Dans les années 1990, sans pour autant abandonner le concept de cité judiciaire mais face aux critiques qui se font jour sur la banalisation de la Justice induite par les bâtiments conçus sur ce fondement, un mouvement se développe qui tente de redonner à la Justice une spécificité via "une monumentalité plus contemporaine". Selon les termes mêmes du ministère de la Justice, les nouveaux palais de justice sont "des édifices à l'identité forte" qui relèvent d'une "véritable doctrine de construction et de rénovation" (20). Pour ce faire, la créativité et la pensée d'architectes de renom vont donc être appelées pour exprimer une nouvelle idée de la Justice, censée mêler tout à la fois efficacité, proximité avec les justiciables et autorité de l'institution, au risque, parfois de se retrouver avec des bâtiments à la symbolique confuse, si ce n'est incohérente, qui reflètent surtout la personnalité de leur concepteur.

A titre d'illustration de ces bâtiments qui demeurent, outre les critiques que l'on pourrait formuler quant à leur signification symbolique au regard de l'idée de Justice, de véritables oeuvres architecturales, on peut citer le tribunal de grande instance de Grasse conçu par Christian de Portzamparc, ou celui de Bordeaux imaginé par Richard Rogers. Le nouveau palais de Justice de Nantes, bâti quant à lui sur les plans de Jean Nouvel dans un quartier neuf de la ville et excentré de celle-ci, a remplacé le palais historique transformé en hôtel 4 étoiles, en restaurant ("L'assise" situé dans l'ancienne salle de la Cour) et en bar. Une nouvelle contribution à la banalisation de la Justice ?

Ce renouveau de la pensée qui consiste à figurer à la fois la modernisation (beaucoup) et la permanence (un peu) se ressent également à travers les nombreux rénovations entreprises, que ce soit à Strasbourg, Marseille où l'édifice néo-classique a été conservé en y intégrant l'idée de sérénité (lumière naturelle, murs peints en blanc, boiseries taupe), ou bien encore Toulouse où l'architecte des monuments historiques Pascal Prunet a conservé l'idée des colonnades en installant des colonnes en béton et un cylindre contenant certaines salles d'audience. La Grand' Chambre est également demeuré au centre de l'édifice, qui convoque ainsi le moderne et l'histoire. Dans la même idée, si de grandes façades vitrées ont été installées de manière à représenter la transparence de l'institution, les briques rouges reflètent, elles, l'idée selon laquelle ce nouveau palais est ancré dans la cité et dans l'histoire.

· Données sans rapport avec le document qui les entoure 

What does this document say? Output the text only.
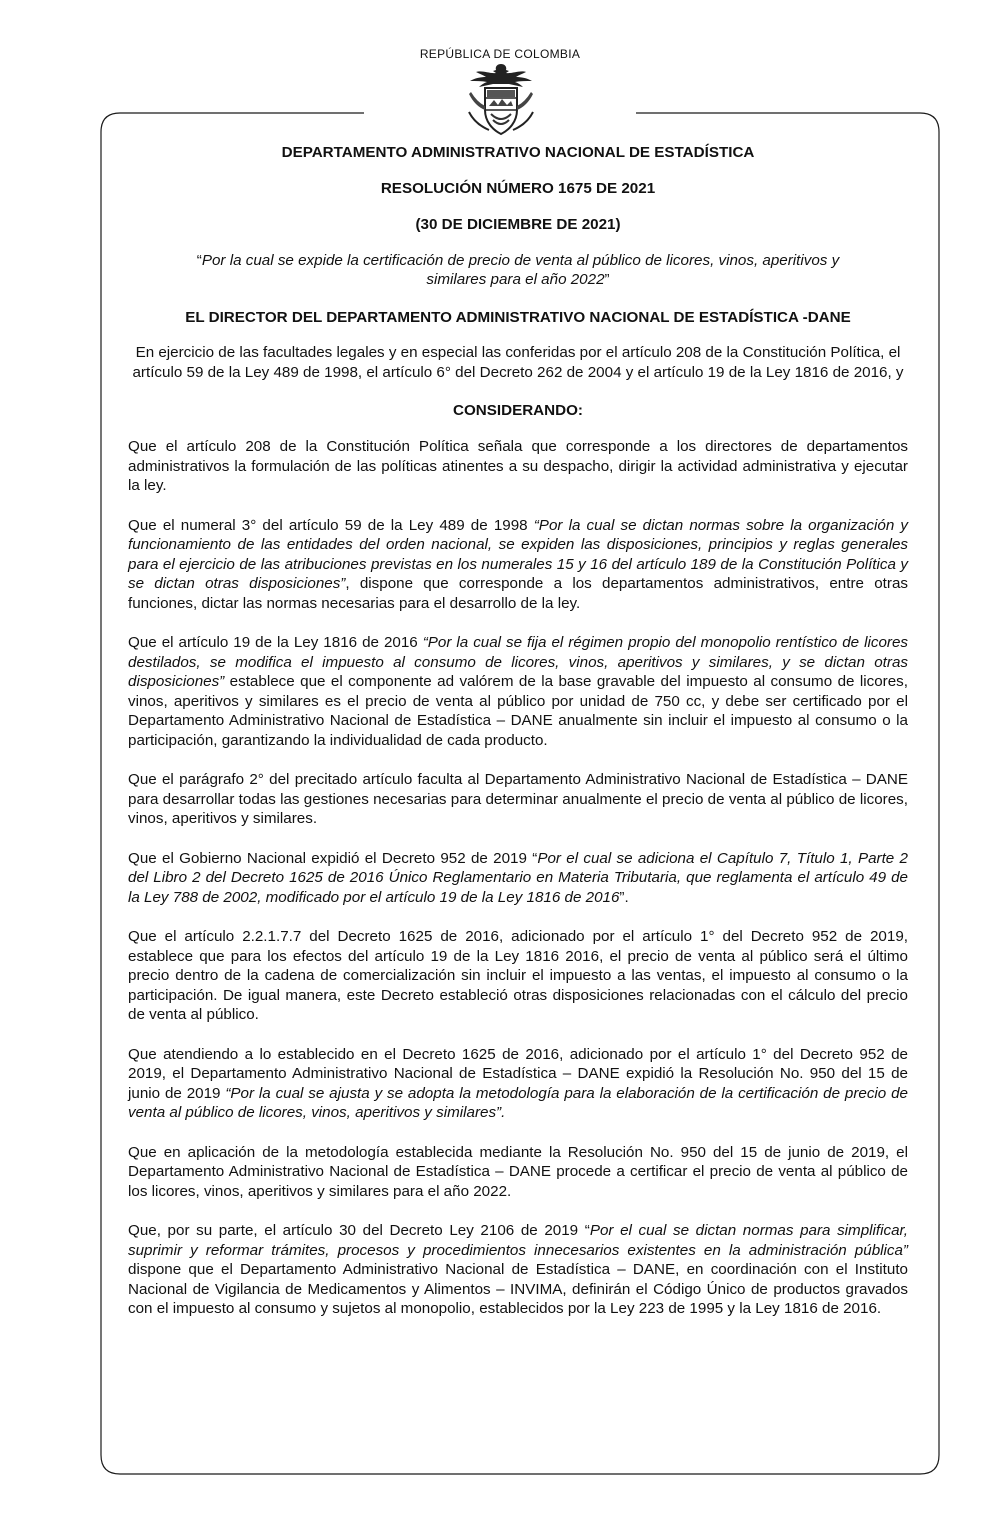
REPÚBLICA DE COLOMBIA
DEPARTAMENTO ADMINISTRATIVO NACIONAL DE ESTADÍSTICA
RESOLUCIÓN NÚMERO 1675 DE 2021
(30 DE DICIEMBRE DE 2021)
“Por la cual se expide la certificación de precio de venta al público de licores, vinos, aperitivos y similares para el año 2022”
EL DIRECTOR DEL DEPARTAMENTO ADMINISTRATIVO NACIONAL DE ESTADÍSTICA -DANE
En ejercicio de las facultades legales y en especial las conferidas por el artículo 208 de la Constitución Política, el artículo 59 de la Ley 489 de 1998, el artículo 6° del Decreto 262 de 2004 y el artículo 19 de la Ley 1816 de 2016, y
CONSIDERANDO:

Que el artículo 208 de la Constitución Política señala que corresponde a los directores de departamentos administrativos la formulación de las políticas atinentes a su despacho, dirigir la actividad administrativa y ejecutar la ley.

Que el numeral 3° del artículo 59 de la Ley 489 de 1998 “Por la cual se dictan normas sobre la organización y funcionamiento de las entidades del orden nacional, se expiden las disposiciones, principios y reglas generales para el ejercicio de las atribuciones previstas en los numerales 15 y 16 del artículo 189 de la Constitución Política y se dictan otras disposiciones”, dispone que corresponde a los departamentos administrativos, entre otras funciones, dictar las normas necesarias para el desarrollo de la ley.

Que el artículo 19 de la Ley 1816 de 2016 “Por la cual se fija el régimen propio del monopolio rentístico de licores destilados, se modifica el impuesto al consumo de licores, vinos, aperitivos y similares, y se dictan otras disposiciones” establece que el componente ad valórem de la base gravable del impuesto al consumo de licores, vinos, aperitivos y similares es el precio de venta al público por unidad de 750 cc, y debe ser certificado por el Departamento Administrativo Nacional de Estadística – DANE anualmente sin incluir el impuesto al consumo o la participación, garantizando la individualidad de cada producto.

Que el parágrafo 2° del precitado artículo faculta al Departamento Administrativo Nacional de Estadística – DANE para desarrollar todas las gestiones necesarias para determinar anualmente el precio de venta al público de licores, vinos, aperitivos y similares.

Que el Gobierno Nacional expidió el Decreto 952 de 2019 “Por el cual se adiciona el Capítulo 7, Título 1, Parte 2 del Libro 2 del Decreto 1625 de 2016 Único Reglamentario en Materia Tributaria, que reglamenta el artículo 49 de la Ley 788 de 2002, modificado por el artículo 19 de la Ley 1816 de 2016”.

Que el artículo 2.2.1.7.7 del Decreto 1625 de 2016, adicionado por el artículo 1° del Decreto 952 de 2019, establece que para los efectos del artículo 19 de la Ley 1816 2016, el precio de venta al público será el último precio dentro de la cadena de comercialización sin incluir el impuesto a las ventas, el impuesto al consumo o la participación. De igual manera, este Decreto estableció otras disposiciones relacionadas con el cálculo del precio de venta al público.

Que atendiendo a lo establecido en el Decreto 1625 de 2016, adicionado por el artículo 1° del Decreto 952 de 2019, el Departamento Administrativo Nacional de Estadística – DANE expidió la Resolución No. 950 del 15 de junio de 2019 “Por la cual se ajusta y se adopta la metodología para la elaboración de la certificación de precio de venta al público de licores, vinos, aperitivos y similares”.

Que en aplicación de la metodología establecida mediante la Resolución No. 950 del 15 de junio de 2019, el Departamento Administrativo Nacional de Estadística – DANE procede a certificar el precio de venta al público de los licores, vinos, aperitivos y similares para el año 2022.

Que, por su parte, el artículo 30 del Decreto Ley 2106 de 2019 “Por el cual se dictan normas para simplificar, suprimir y reformar trámites, procesos y procedimientos innecesarios existentes en la administración pública” dispone que el Departamento Administrativo Nacional de Estadística – DANE, en coordinación con el Instituto Nacional de Vigilancia de Medicamentos y Alimentos – INVIMA, definirán el Código Único de productos gravados con el impuesto al consumo y sujetos al monopolio, establecidos por la Ley 223 de 1995 y la Ley 1816 de 2016.
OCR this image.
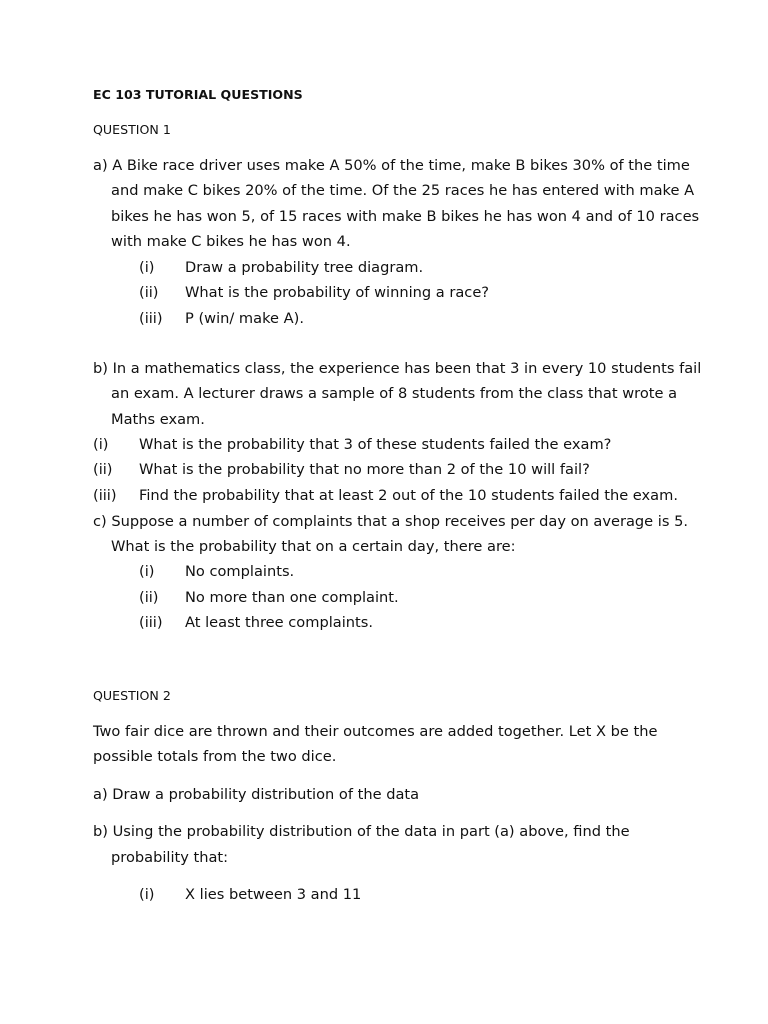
EC 103 TUTORIAL QUESTIONS

QUESTION 1

a) A Bike race driver uses make A 50% of the time, make B bikes 30% of the time

and make C bikes 20% of the time. Of the 25 races he has entered with make A

bikes he has won 5, of 15 races with make B bikes he has won 4 and of 10 races

with make C bikes he has won 4.

(i) Draw a probability tree diagram.

(ii) What is the probability of winning a race?

(iii) P (win/ make A).

b) In a mathematics class, the experience has been that 3 in every 10 students fail

an exam. A lecturer draws a sample of 8 students from the class that wrote a

Maths exam.

(i) What is the probability that 3 of these students failed the exam?

(ii) What is the probability that no more than 2 of the 10 will fail?

(iii) Find the probability that at least 2 out of the 10 students failed the exam.

c) Suppose a number of complaints that a shop receives per day on average is 5.

What is the probability that on a certain day, there are:

(i) No complaints.

(ii) No more than one complaint.

(iii) At least three complaints.

QUESTION 2

Two fair dice are thrown and their outcomes are added together. Let X be the

possible totals from the two dice.

a) Draw a probability distribution of the data

b) Using the probability distribution of the data in part (a) above, find the

probability that:

(i) X lies between 3 and 11
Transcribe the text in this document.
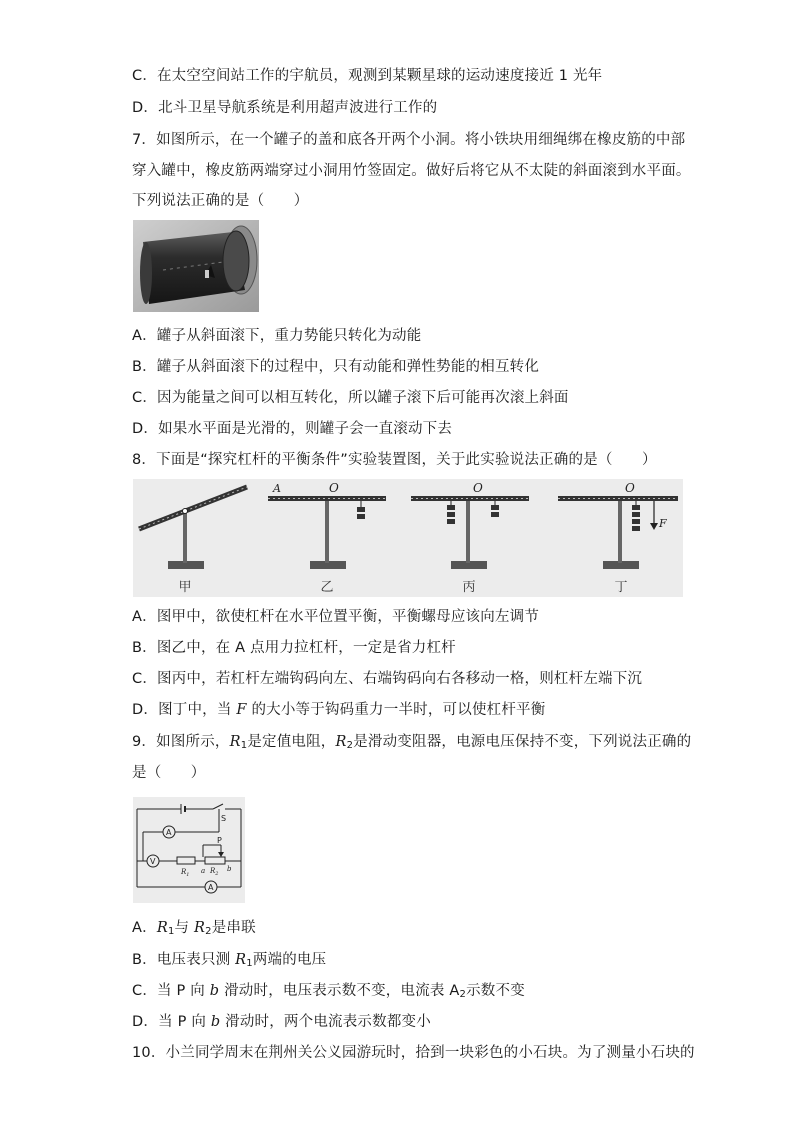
C．在太空空间站工作的宇航员，观测到某颗星球的运动速度接近 1 光年
D．北斗卫星导航系统是利用超声波进行工作的
7．如图所示，在一个罐子的盖和底各开两个小洞。将小铁块用细绳绑在橡皮筋的中部
穿入罐中，橡皮筋两端穿过小洞用竹签固定。做好后将它从不太陡的斜面滚到水平面。
下列说法正确的是（　　）
A．罐子从斜面滚下，重力势能只转化为动能
B．罐子从斜面滚下的过程中，只有动能和弹性势能的相互转化
C．因为能量之间可以相互转化，所以罐子滚下后可能再次滚上斜面
D．如果水平面是光滑的，则罐子会一直滚动下去
8．下面是“探究杠杆的平衡条件”实验装置图，关于此实验说法正确的是（　　）
甲
A	O
乙
O
丙
O
F
丁
A．图甲中，欲使杠杆在水平位置平衡，平衡螺母应该向左调节
B．图乙中，在 A 点用力拉杠杆，一定是省力杠杆
C．图丙中，若杠杆左端钩码向左、右端钩码向右各移动一格，则杠杆左端下沉
D．图丁中，当 F 的大小等于钩码重力一半时，可以使杠杆平衡
9．如图所示，$R_1$是定值电阻，$R_2$是滑动变阻器，电源电压保持不变，下列说法正确的
是（　　）
S
A
V
A
P
$R_1$	$R_2$
a	b
A．$R_1$与 $R_2$是串联
B．电压表只测 $R_1$两端的电压
C．当 P 向 b 滑动时，电压表示数不变，电流表 $A_2$示数不变
D．当 P 向 b 滑动时，两个电流表示数都变小
10．小兰同学周末在荆州关公义园游玩时，拾到一块彩色的小石块。为了测量小石块的
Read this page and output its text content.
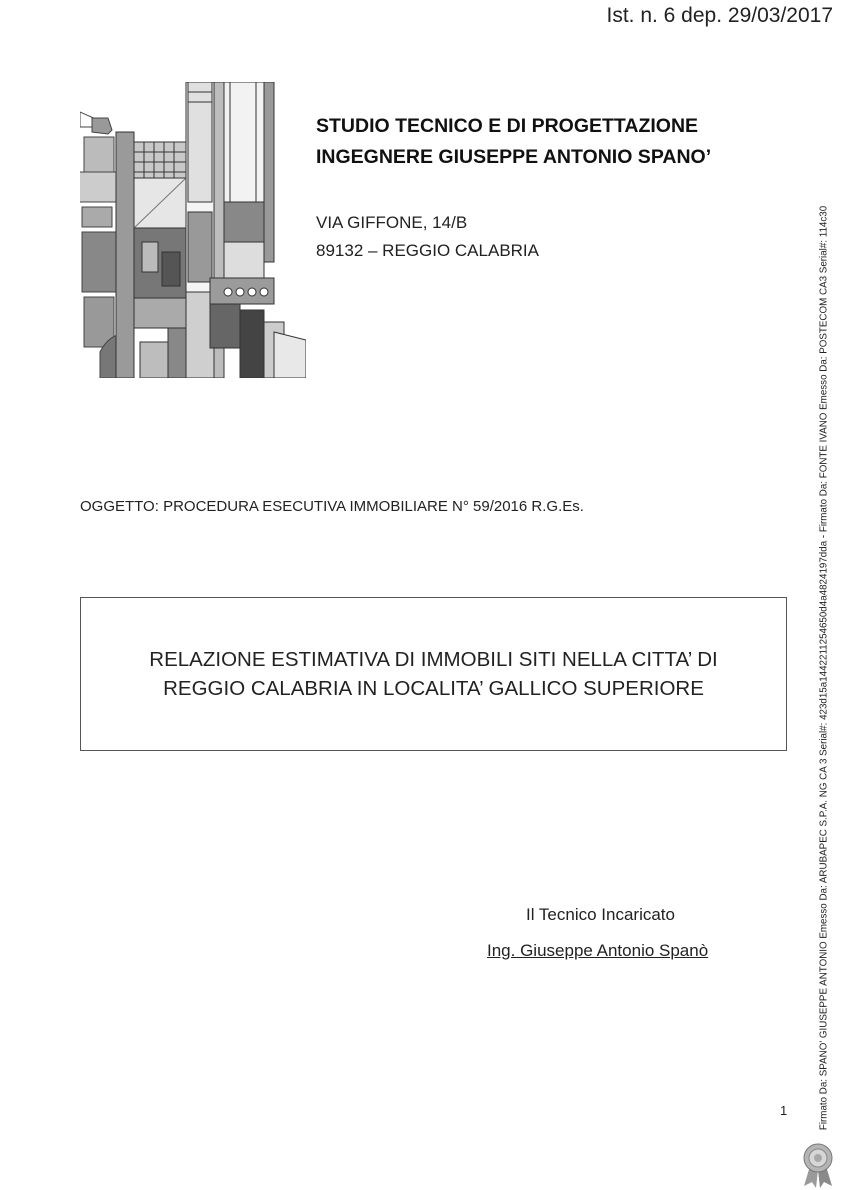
Ist. n. 6 dep. 29/03/2017
STUDIO TECNICO E DI PROGETTAZIONE
INGEGNERE GIUSEPPE ANTONIO SPANO’
VIA GIFFONE, 14/B
89132 – REGGIO CALABRIA
OGGETTO: PROCEDURA ESECUTIVA IMMOBILIARE N° 59/2016 R.G.Es.
RELAZIONE ESTIMATIVA DI IMMOBILI SITI NELLA CITTA’ DI
REGGIO CALABRIA IN LOCALITA’ GALLICO SUPERIORE
Il Tecnico Incaricato
Ing. Giuseppe Antonio Spanò
1	Firmato Da: SPANO' GIUSEPPE ANTONIO Emesso Da: ARUBAPEC S.P.A. NG CA 3 Serial#: 423d15a1442211254650d4a4824197dda - Firmato Da: FONTE IVANO Emesso Da: POSTECOM CA3 Serial#: 114c30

2. Transparence, humanité et accessibilité au coeur de la nouvelle doctrine architecturale de la Justice

Le 12 juillet 2016, lors de l'inauguration de la nouvelle cité judiciaire de Bourg-en-Bresse, le Président Hollande déclarait : "Ce palais est également pleinement dans le XXIème siècle parce que le tribunal a été conçu autour des grands enjeux auxquels est confrontée l'institution judiciaire : la transparence -je ne parle pas simplement ici du lieu- transparence quant à la compréhension des décisions de justice, des procédures, ce qui fonde la confiance. L'accessibilité -je ne parle pas simplement de l'accessibilité du lieu, même si elle a été également permise- je parle de l'accessibilité au droit. Enfin le troisième principe, la sécurité juridique, qui est un fondement de l'Etat de droit". L'idée que nous venons d'exposer a guidé tous les projets récents de Limoges à Béziers, et trouve son paroxysme dans la conception et la construction du nouveau tribunal de Paris, confiées à l'architecte Renzo Piano.

Ce nouveau palais, plus grand complexe judiciaire d'Europe et deuxième immeuble parisien en terme de hauteur après la tour Montparnasse, est issu d'un partenariat public-privé signé par le ministère de la Justice avec la société Arelia, présidée par le groupe Bouygues. Malgré une réduction de 360 millions sur le montant initial, ce bâtiment, dont le coût total est évalué à 2,4 milliards d'euros, est un gouffre financier. La Cour des comptes a pointé, dans son "Rapport sur la politique immobilière du ministère de la Justice" de décembre 2017, les dangers de tels contrats (le tribunal de Caen étant également concerné). En effet, le ministère n'est pas propriétaire de cet immense palais puisqu'il devra verser un loyer moyen annuel de 90 millions d'euros, qui augmentera chaque année de 1 à 1,4 %. C'est ainsi que les loyers des tribunaux de Paris et de Caen représenteront près de 30 % des dépenses immobilières du ministère. La Cour préconise donc, à juste titre, d'opter pour le recours aux marchés de conception-réalisation classiques à l'avenir, dans le cadre d'une loi de programmation pluriannuelle. Avec de tels moyens matériels, Renzo Piano a pu laisser aller libre cours à sa créativité, récompensée par le prix de l'Equerre d'argent le 27 novembre 2017.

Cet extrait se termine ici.